9. “A ‘Mother Goddess’ in North-West Europe c. 4200-2500 BC?” Elizabeth Shee Twohig (University College, Cork) takes on a problem even more difficult than the one considered in the previous essay since the evidence she considers comes from a wider range of both time and space. What is one to make of tomb drawings of animals and female figures, or of the large stone stelae known as menhirs, some of which are clearly female? Are they necessarily goddesses, as Neumann and Gimbutas believed?
10. “Some Gallo-British Goddesses: Iconography and Meaning.” Since early written accounts of Celtic religion are contaminated by Greco-Roman assumptions, Miranda J. Green (University of Wales College) concentrates on the archaeological evidence. Before Roman times representations of divinities were not anthropomorphic, and goddesses such as the horse-riding Epona appear to have been as important as gods. There was, as in early Greek religion, an important hunter-goddess and a symbiotic relationship between hunter and hunted. Sulis, the native goddess of the hot springs at modern Bath, later connected with the Roman Minerva, could cure as well as destroy. Green’s essay ends with an important reminder, which applies to every other essay in the book: in the absence of literary texts, it may never be possible fully to understand the nature of iron-age Gallo-British iconography.
I wish this book had existed ten years ago. It would have made the task of evaluating Gimbutas’ work much easier for those of us (i.e., most of us) who are not completely familiar with the wide range of materials and cultures she discusses.8 But now that this book does exist, it belongs in all university libraries. It not only offers an antidote to goddess-theory; it provides readers with the specific data they need to see why there are many other possible interpretations of the available evidence. Because the Editors and contributors have demonstrated so successfully the danger of trying to go beyond such limited evidence as we now have, no one can be disappointed at their reluctance to come up with final interpretations, or (goddesses forbid) a comprehensive theory.
1. Marija Gimbutas, The Language of the Goddess (San Francisco: Harper and Row, 1989).

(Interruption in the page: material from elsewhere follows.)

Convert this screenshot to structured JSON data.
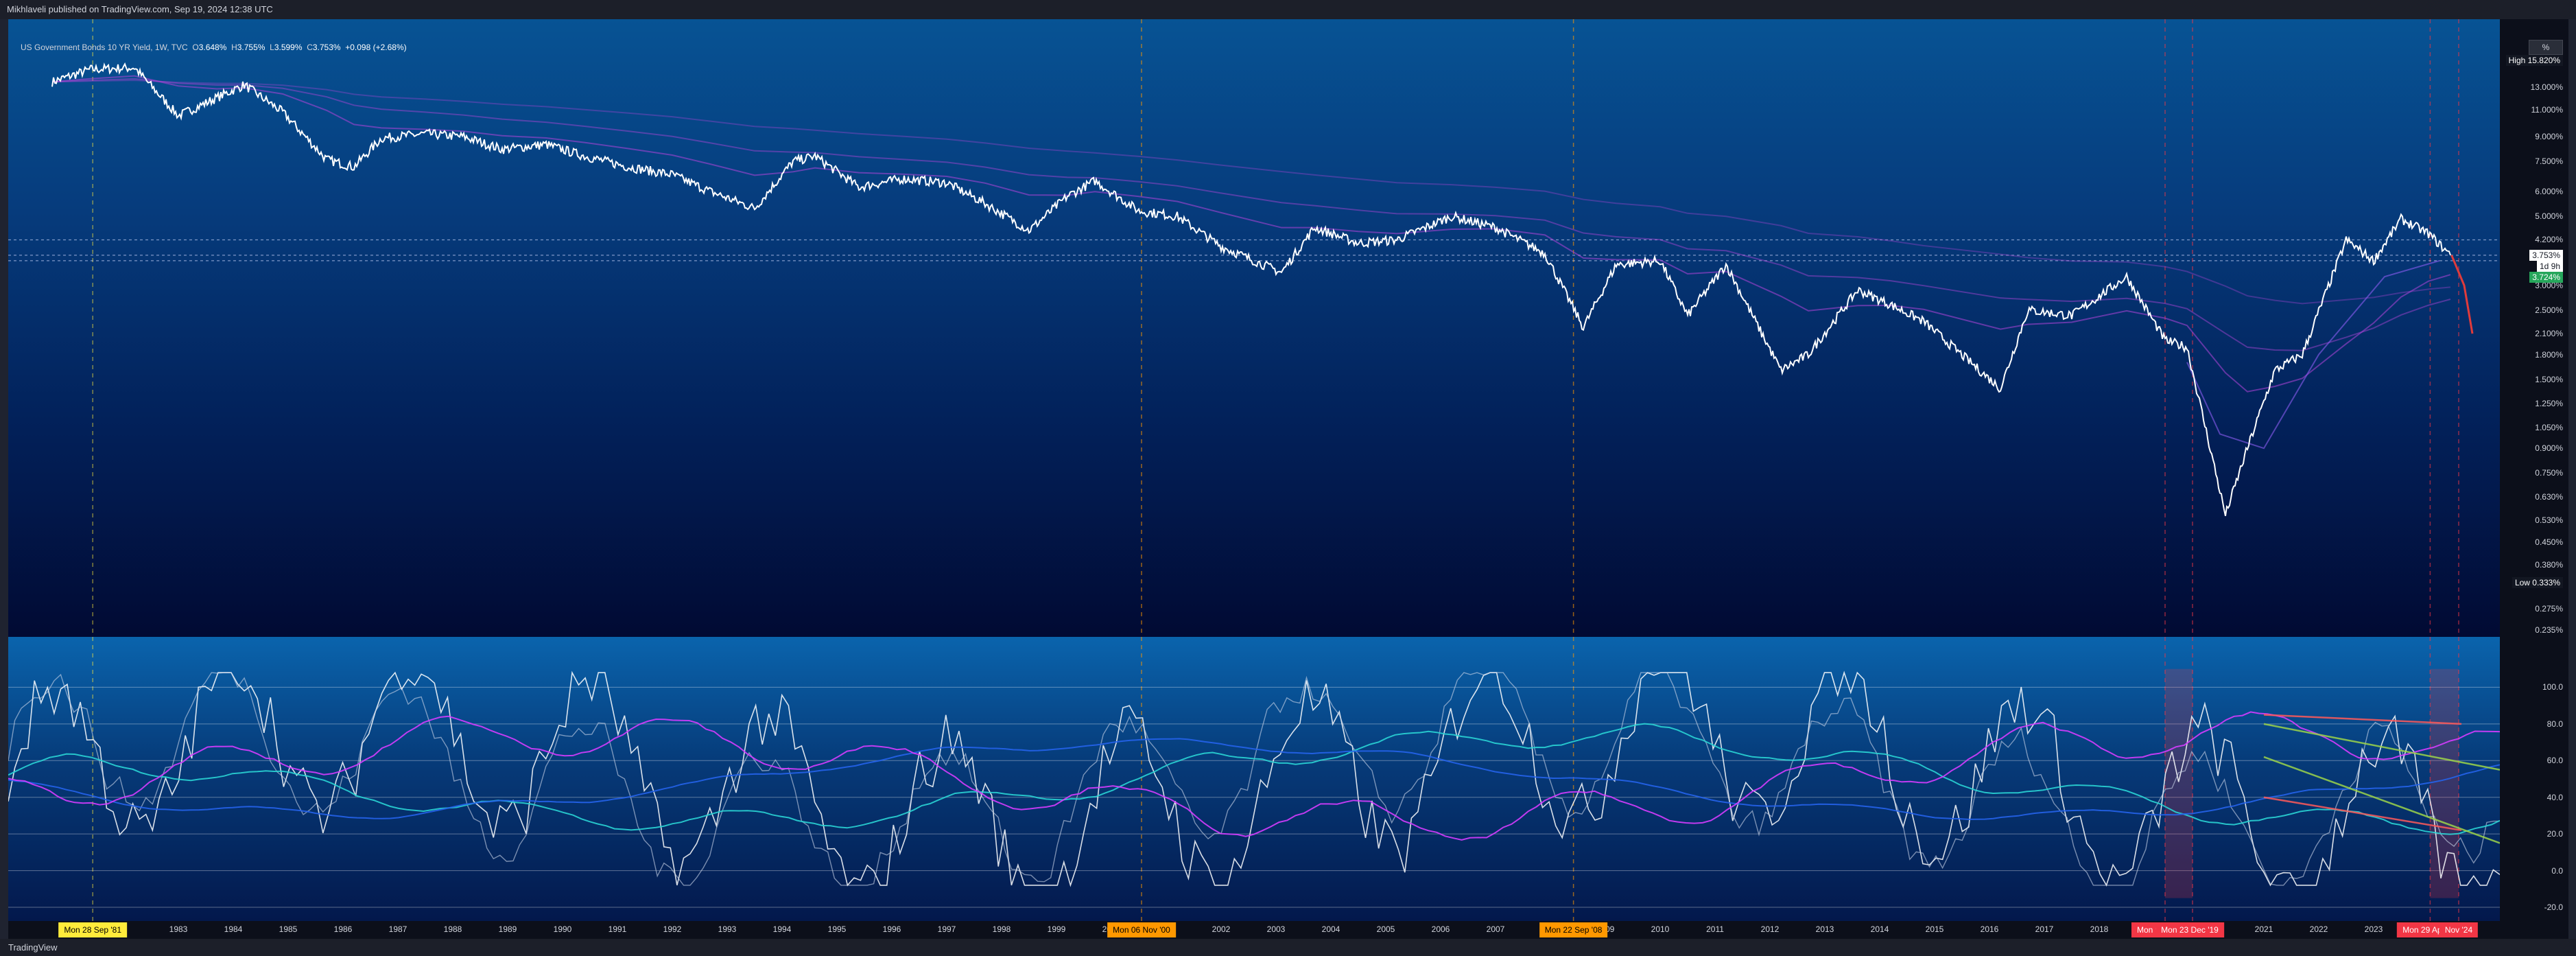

2. On Wicca and modern witchcraft, see T. M. Luhrmann, Persuasions of the Witch’s Craft: Ritual and Magic in Contemporary England (Cambridge, MA: Harvard University Press, 1989); Helen A. Berger, A Community of Witches: Contemporary Neo-Paganism and Witchcraft in the United States (Columbia: University of South Carolina Press, 1998).
3. For details, see esp. Lotte Motz, The Faces of the Goddess (New York: Oxford University Press, 1997) 24-38, 179-86; Philip G. Davis, Goddess Unmasked: The Rise of Neopagan Feminist Spirituality (Dallas: Spence Publishing Co., 1998), pp. 19-52.
4. Joseph Campbell, “Foreword”, to Gimbutas (n.1), pp. xiii-xiv. Lucy Goodison’s own Moving Heaven and Earth: Sexuality, Spirituality, and Social Change (London: Pandora Press, 1992) advocates spiritual renewal, but she carefully explains that there was never one Goddess, pp. 294-300.
5. The editors might also have mentioned the influential speculations of Robert Graves in The White Goddess, first published in 1948 and still in print.
6. On the uncritical enthusiasm with which some female academics received Lerner’s The Creation of Patriarchy (New York: Oxford University Press, 1986), see my “Feminist Myths and Greek Mythology”, TLS July 22-28 (1989), pp. 804-5.
7. On the fate of this cult, see Peter Schäfer, Judeophobia: Attitudes toward Jews in the Ancient World (Cambridge, MA: Harvard University Press, 1997), pp. 122-35.
8. I reviewed Gimbutas (n.1) and several other books about the Goddess and goddesses in “The Twilight of the Goddess,” The New Republic 8/3 (1992): 29-33.